Discounts Are Attractive Relative to Recent History
The Z-statistic (also called Z-score or Standard Score depending on the context) is a statistical measure of variation of a value from its mean value. For a CEF, the Z-statistic can be used as an indicator of how a fund's current discount/premium varies from its average discount/premium. For ease of discussion here, I'll consider funds with a discount only. For such funds, the Z-statistic is calculated by subtracting average discount from the current discount and dividing the result by the standard deviation of the discount:
Z-statistic = (Current Discount - Average Discount)/Standard Deviation of Discount
A negative Z-statistic indicates the current discount is lower than the average discount. The magnitude of the Z-statistic indicates how much lower. If normally distributed, the mean value for the Z-statistic is zero and its distance from zero indicates the probability of the Z-statistic. A Z-statistic of -1 would be expected to occur less than 15.9% of the time and -2 is expected less than 2.28% of the time.
Z-statistics for the 4 funds based on one-year discount histories are tabulated below. I've also included P values which indicate the probability of the fund's current Z-statistic.
As the table shows, current divergence of discount from mean discount would be expected at present levels as infrequently as 11% of the time for BKN and MUI, 16% of the time for MFM, and 27% of the time for NPT. I submit that it is, therefore, not unreasonable to expect a reversion to the means going forward. If one considers that muni bonds will continue to recover, these funds will likely see their market prices move higher at rates greater than the broader muni bond fund universe. Even without that movement, there is little likelihood of a near-term erosion of the discount.
This chart shows the credit quality for the bonds comprising the 4 funds:
From the chart, I would say that NPT has a more attractive distribution overall, although Morningstar lists its weighted average credit rating as BBB, the same as BKN and MUI. MFM is listed as having a BB+ weighted average credit rating.
This chart depicts bond maturity breakdown for the funds:
Note that BKN has the longest maturity portfolio of the set and MUI has the shortest.
For a more detailed look at BKN, one might check out my previous report found here.

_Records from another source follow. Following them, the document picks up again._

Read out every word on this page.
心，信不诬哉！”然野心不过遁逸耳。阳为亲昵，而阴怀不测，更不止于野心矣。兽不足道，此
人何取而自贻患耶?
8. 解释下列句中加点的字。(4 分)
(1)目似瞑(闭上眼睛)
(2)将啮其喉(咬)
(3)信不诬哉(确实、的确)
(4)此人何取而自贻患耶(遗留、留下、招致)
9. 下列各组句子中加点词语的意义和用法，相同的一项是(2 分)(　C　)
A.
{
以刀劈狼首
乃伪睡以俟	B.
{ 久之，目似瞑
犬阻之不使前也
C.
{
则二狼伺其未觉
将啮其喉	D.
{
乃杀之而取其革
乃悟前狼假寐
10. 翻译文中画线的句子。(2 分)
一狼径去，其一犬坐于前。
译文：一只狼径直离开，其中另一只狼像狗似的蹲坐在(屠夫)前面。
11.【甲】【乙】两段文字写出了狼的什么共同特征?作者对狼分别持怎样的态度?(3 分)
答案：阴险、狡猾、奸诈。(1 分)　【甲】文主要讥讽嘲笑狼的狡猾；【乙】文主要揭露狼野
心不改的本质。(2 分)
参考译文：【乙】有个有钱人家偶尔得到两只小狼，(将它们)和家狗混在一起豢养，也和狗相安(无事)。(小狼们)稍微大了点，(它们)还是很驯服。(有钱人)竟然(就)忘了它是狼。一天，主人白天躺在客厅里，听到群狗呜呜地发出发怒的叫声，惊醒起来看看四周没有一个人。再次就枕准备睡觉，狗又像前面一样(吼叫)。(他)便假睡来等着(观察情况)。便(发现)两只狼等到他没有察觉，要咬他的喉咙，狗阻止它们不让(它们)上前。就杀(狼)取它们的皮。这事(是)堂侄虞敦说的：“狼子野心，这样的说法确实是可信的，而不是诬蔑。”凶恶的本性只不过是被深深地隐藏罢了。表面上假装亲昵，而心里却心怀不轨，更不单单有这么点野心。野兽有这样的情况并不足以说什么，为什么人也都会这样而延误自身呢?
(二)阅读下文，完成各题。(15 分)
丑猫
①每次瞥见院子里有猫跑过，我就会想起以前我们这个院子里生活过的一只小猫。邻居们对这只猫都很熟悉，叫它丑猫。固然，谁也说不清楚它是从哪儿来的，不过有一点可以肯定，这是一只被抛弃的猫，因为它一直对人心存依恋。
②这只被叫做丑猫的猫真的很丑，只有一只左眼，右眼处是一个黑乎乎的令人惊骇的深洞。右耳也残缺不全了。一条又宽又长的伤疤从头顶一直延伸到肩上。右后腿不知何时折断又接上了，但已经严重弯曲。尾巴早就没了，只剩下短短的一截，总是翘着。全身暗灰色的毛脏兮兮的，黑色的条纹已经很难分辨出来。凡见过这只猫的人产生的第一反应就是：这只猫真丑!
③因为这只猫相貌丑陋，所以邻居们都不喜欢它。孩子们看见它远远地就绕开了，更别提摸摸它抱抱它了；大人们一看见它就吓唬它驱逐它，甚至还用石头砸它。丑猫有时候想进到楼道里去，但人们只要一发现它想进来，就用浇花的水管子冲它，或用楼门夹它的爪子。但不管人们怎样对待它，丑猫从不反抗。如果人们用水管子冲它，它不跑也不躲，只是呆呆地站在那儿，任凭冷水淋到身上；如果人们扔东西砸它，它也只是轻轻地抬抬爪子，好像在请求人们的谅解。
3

All four funds listed are paying out attractive tax-exempt yields at or near median values for comparable closed-end funds. They present attractive value for a new buyer seeking opportunities in tax-exempt municipal bond funds because their current market prices have failed to keep pace with the recent run-ups in NAVs.
There is an assortment of funds here to choose among depending on how an investor chooses to position muni bonds in an overall portfolio. BKN has the highest yield and the most extreme Z-score, but it also has the greatest interest rate sensitivity due to the long maturity of its portfolio. NPT offers a strong yield as well, coupled with a somewhat more attractive credit quality than the other funds, and less interest rate sensitivity than BKN. While its relative discount is favorable, its Z-score is the closest to zero for the set. MUI with the shortest duration affords lowest yield. Along with its BlackRock sibling, it appears to be attractively priced relative to its NAV and average discount status.
Disclosure: I have no positions in any stocks mentioned, but may initiate a long position in BKN over the next 72 hours. I wrote this article myself, and it expresses my own opinions. I am not receiving compensation for it (other than from Seeking Alpha). I have no business relationship with any company whose stock is mentioned in this article.